2. Virtual Machines.

In PGA we have given up the position that (our) research is a front runner of industrial development. Conversely the leading role of industry is taken as a fact and the actual course of technology is is considered to constitute empirical data still in need of proper explanation. A second big area that we intend to investigate from the program algebra perspective is that of virtual machines. Technically virtual machines are programs. Probably this is not helpful when looking for clear definitions. Starting from the bare elements of the subject the very notion of a stored program requires further explanation. What exactly is the difference between a stored program computer and a non-stored program computer. By never defining non-stored program computers in a satisfactory way books and papers applauding the famous stored program model fail to provide the basis for a proper understanding of this issue. The same may be said for virtual machines. Only on the basis of a very clear qanalysis of the interaction between programs and machines one can hope to point down in satisfactory detail what the status of virtual machines might be.

3. Execution architectures and stored programs on Maurer Computers.

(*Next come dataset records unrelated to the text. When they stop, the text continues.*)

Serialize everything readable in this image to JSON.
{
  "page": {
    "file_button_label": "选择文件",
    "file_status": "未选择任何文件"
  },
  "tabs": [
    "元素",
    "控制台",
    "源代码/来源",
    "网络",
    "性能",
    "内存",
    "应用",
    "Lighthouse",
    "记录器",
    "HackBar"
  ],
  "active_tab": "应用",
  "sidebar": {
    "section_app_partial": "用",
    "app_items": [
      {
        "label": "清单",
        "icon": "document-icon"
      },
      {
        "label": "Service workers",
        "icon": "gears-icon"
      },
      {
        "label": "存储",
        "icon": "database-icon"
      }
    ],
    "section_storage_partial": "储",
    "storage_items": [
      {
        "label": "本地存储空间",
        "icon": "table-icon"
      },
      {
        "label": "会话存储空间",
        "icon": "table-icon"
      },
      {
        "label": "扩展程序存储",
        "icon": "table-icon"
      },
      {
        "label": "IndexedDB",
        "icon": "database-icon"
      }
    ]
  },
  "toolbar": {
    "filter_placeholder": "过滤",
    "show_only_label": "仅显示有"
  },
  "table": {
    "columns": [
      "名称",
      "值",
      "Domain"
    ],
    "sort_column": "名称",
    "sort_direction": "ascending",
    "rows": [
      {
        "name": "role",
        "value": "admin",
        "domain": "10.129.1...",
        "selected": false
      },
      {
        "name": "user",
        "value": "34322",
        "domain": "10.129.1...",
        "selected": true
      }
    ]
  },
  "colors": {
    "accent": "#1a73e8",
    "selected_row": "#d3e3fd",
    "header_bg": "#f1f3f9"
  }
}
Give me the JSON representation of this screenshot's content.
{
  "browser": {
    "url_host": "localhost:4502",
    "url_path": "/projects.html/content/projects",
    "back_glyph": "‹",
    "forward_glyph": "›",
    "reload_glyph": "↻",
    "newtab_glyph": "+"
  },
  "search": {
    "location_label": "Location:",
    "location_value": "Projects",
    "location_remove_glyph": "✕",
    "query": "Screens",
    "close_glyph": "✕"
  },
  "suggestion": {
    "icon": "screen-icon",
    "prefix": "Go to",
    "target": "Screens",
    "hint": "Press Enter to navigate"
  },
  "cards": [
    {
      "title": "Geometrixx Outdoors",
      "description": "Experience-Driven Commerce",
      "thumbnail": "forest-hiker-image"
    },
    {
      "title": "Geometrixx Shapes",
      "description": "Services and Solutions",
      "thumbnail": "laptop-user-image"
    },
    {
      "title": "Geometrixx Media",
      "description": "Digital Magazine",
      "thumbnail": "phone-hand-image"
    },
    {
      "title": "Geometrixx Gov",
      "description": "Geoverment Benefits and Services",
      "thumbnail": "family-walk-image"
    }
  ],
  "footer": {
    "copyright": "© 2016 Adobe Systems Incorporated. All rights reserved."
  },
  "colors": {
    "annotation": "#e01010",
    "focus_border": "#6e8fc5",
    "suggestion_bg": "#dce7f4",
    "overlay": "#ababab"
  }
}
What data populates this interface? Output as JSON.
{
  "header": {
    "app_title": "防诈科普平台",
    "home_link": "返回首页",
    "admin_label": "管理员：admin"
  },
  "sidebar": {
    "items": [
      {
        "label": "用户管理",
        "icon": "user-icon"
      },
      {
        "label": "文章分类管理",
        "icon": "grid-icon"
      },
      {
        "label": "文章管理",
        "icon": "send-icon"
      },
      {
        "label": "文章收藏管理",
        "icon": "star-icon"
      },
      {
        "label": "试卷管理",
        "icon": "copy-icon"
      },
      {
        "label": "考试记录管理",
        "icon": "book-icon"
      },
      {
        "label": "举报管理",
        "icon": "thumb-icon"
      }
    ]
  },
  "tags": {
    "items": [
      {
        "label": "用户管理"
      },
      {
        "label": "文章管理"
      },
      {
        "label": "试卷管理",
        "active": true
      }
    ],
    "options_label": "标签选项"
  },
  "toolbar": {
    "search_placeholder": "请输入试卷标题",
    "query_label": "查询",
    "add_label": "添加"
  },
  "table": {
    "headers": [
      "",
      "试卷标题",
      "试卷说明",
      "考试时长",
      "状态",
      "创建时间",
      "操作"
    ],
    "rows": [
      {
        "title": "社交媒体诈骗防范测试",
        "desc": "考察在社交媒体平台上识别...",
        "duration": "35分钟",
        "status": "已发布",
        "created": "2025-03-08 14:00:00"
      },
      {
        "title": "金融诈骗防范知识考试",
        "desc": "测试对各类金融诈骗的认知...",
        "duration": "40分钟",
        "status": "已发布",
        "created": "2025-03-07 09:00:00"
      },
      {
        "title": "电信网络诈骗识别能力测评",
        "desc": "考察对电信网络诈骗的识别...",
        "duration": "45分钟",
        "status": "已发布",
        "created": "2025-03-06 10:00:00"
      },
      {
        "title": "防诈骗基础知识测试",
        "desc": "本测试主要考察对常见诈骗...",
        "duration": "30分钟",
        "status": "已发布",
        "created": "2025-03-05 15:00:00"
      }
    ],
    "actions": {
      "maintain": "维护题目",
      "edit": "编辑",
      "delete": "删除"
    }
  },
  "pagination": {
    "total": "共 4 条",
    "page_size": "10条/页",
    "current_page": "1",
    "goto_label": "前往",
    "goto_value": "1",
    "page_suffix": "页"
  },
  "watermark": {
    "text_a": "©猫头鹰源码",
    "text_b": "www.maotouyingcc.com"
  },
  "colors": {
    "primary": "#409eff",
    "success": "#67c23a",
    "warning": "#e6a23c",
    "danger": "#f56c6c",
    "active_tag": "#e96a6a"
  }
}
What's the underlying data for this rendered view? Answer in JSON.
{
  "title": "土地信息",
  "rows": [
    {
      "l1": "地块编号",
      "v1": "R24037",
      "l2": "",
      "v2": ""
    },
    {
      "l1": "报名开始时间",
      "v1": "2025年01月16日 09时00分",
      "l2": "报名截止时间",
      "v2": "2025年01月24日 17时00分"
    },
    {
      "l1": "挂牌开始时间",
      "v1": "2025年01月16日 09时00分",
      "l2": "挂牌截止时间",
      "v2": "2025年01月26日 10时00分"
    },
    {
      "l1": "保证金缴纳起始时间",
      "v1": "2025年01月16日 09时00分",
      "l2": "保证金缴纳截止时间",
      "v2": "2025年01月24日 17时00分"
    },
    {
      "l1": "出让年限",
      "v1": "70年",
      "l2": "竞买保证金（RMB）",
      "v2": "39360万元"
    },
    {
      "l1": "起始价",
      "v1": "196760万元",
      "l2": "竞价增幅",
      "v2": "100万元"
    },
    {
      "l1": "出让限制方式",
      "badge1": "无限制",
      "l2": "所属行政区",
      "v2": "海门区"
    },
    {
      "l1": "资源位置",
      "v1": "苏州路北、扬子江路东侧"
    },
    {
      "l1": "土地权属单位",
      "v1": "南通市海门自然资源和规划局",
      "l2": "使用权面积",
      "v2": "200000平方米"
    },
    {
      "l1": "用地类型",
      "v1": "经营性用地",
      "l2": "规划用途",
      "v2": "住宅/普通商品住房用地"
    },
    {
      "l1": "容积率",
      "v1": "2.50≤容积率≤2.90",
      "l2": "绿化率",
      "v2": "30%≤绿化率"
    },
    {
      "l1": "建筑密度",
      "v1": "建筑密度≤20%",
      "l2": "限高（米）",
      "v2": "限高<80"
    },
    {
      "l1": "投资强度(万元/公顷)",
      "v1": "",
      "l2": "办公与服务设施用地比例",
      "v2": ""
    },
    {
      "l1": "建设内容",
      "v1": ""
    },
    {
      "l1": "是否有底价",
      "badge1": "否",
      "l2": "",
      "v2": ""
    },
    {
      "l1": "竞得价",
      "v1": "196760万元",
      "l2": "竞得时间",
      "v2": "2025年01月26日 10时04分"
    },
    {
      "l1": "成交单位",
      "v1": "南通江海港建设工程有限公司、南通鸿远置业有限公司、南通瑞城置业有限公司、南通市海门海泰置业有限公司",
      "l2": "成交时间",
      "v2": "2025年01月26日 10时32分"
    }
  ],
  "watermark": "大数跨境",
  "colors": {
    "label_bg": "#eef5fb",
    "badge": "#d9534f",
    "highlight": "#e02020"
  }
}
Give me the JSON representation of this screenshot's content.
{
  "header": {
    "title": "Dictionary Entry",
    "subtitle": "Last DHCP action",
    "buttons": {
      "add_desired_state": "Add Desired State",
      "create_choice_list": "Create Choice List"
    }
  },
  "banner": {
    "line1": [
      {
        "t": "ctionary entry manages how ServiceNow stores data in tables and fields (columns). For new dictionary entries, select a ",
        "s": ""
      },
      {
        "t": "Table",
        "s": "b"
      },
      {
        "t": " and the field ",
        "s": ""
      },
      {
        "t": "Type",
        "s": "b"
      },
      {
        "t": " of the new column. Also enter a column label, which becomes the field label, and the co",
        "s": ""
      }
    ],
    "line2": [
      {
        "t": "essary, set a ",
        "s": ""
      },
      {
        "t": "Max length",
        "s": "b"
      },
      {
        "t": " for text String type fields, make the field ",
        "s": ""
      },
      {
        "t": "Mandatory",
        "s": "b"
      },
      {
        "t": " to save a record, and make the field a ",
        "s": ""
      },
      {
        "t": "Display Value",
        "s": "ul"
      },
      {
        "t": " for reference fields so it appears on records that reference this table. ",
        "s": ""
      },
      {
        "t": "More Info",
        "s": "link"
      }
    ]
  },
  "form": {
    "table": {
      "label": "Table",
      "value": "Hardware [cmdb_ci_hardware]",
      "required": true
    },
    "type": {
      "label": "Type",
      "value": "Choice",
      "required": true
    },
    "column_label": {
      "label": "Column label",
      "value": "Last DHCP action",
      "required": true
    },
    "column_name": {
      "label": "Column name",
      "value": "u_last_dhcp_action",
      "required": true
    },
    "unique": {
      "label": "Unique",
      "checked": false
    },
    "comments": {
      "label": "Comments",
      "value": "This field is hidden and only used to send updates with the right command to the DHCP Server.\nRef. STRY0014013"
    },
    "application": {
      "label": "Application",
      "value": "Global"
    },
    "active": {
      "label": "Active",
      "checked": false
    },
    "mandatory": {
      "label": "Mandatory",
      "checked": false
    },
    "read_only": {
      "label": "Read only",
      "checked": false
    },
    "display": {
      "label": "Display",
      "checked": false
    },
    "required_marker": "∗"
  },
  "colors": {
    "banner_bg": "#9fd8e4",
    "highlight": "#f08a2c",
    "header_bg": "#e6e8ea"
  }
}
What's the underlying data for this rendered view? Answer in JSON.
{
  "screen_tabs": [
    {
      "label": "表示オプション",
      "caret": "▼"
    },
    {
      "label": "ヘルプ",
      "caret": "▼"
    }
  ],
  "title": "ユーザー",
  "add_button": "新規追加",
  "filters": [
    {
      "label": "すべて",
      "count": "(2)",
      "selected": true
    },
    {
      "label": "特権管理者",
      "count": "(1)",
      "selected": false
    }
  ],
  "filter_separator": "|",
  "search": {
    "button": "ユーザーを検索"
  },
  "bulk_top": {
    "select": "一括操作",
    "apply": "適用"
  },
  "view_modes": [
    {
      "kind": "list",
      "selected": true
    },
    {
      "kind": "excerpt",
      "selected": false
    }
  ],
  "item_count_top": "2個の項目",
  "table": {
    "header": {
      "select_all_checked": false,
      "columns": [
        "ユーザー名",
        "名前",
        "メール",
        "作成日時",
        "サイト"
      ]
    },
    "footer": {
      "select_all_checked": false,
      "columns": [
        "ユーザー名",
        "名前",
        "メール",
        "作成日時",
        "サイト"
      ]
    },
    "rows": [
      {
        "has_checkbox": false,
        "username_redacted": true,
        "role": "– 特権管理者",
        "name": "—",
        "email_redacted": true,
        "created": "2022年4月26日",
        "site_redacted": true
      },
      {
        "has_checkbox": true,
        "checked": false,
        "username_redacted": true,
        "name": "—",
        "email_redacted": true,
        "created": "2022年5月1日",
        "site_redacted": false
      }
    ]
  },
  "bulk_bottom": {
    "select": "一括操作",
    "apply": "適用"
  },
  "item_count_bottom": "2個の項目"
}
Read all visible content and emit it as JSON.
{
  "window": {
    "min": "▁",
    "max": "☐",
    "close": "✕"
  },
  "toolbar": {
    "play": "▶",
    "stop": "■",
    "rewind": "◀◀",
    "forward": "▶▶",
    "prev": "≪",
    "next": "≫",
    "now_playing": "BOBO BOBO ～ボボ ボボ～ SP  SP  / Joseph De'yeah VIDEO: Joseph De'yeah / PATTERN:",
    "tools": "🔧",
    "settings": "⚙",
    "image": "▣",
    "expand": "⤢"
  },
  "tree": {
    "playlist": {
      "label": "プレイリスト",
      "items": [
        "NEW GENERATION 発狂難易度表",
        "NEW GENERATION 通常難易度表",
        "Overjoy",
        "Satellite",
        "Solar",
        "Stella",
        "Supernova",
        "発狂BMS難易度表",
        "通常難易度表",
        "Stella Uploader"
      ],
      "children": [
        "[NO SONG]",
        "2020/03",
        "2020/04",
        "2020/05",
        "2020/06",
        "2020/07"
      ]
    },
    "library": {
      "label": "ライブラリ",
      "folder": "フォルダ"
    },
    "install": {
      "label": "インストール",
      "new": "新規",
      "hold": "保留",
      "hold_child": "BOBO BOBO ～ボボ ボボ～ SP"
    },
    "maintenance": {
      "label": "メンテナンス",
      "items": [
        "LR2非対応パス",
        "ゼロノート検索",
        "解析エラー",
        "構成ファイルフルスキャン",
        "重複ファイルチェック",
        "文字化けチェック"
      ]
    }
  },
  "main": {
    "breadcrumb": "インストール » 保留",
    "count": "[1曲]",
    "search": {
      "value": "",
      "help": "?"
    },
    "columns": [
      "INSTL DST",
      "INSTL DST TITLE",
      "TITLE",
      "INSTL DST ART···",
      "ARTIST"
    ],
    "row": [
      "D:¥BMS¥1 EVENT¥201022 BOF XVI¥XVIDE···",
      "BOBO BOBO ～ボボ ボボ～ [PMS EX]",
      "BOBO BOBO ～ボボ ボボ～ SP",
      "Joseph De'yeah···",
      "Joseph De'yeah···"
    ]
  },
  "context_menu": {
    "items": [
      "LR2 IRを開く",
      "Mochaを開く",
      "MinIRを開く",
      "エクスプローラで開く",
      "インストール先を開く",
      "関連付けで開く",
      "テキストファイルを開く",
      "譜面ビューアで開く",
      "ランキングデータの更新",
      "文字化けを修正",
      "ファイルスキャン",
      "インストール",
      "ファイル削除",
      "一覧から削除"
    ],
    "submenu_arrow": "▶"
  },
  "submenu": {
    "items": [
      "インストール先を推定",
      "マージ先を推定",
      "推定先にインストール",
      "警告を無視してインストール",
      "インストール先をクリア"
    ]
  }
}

We have spotted Maurer's 1967 JACM paper on 'A theory of computer instructions' as the best possible basis for a theory of machines (Maurer calls them computers) that can used in combination with PGA-style program algebra. Maurer's model is particularly suitable to analyze the multitude of conceivable machine models between what we call the split program machine model (in computer architecture loosely indicated as the ISA architecture), and the stored program running on a modern out-of-order pipelined multi-processor chip. Here we are looking for quantitative results concerning the fraction of conceivable functionalities that can actually be programmed and stored on a given Maurer computer.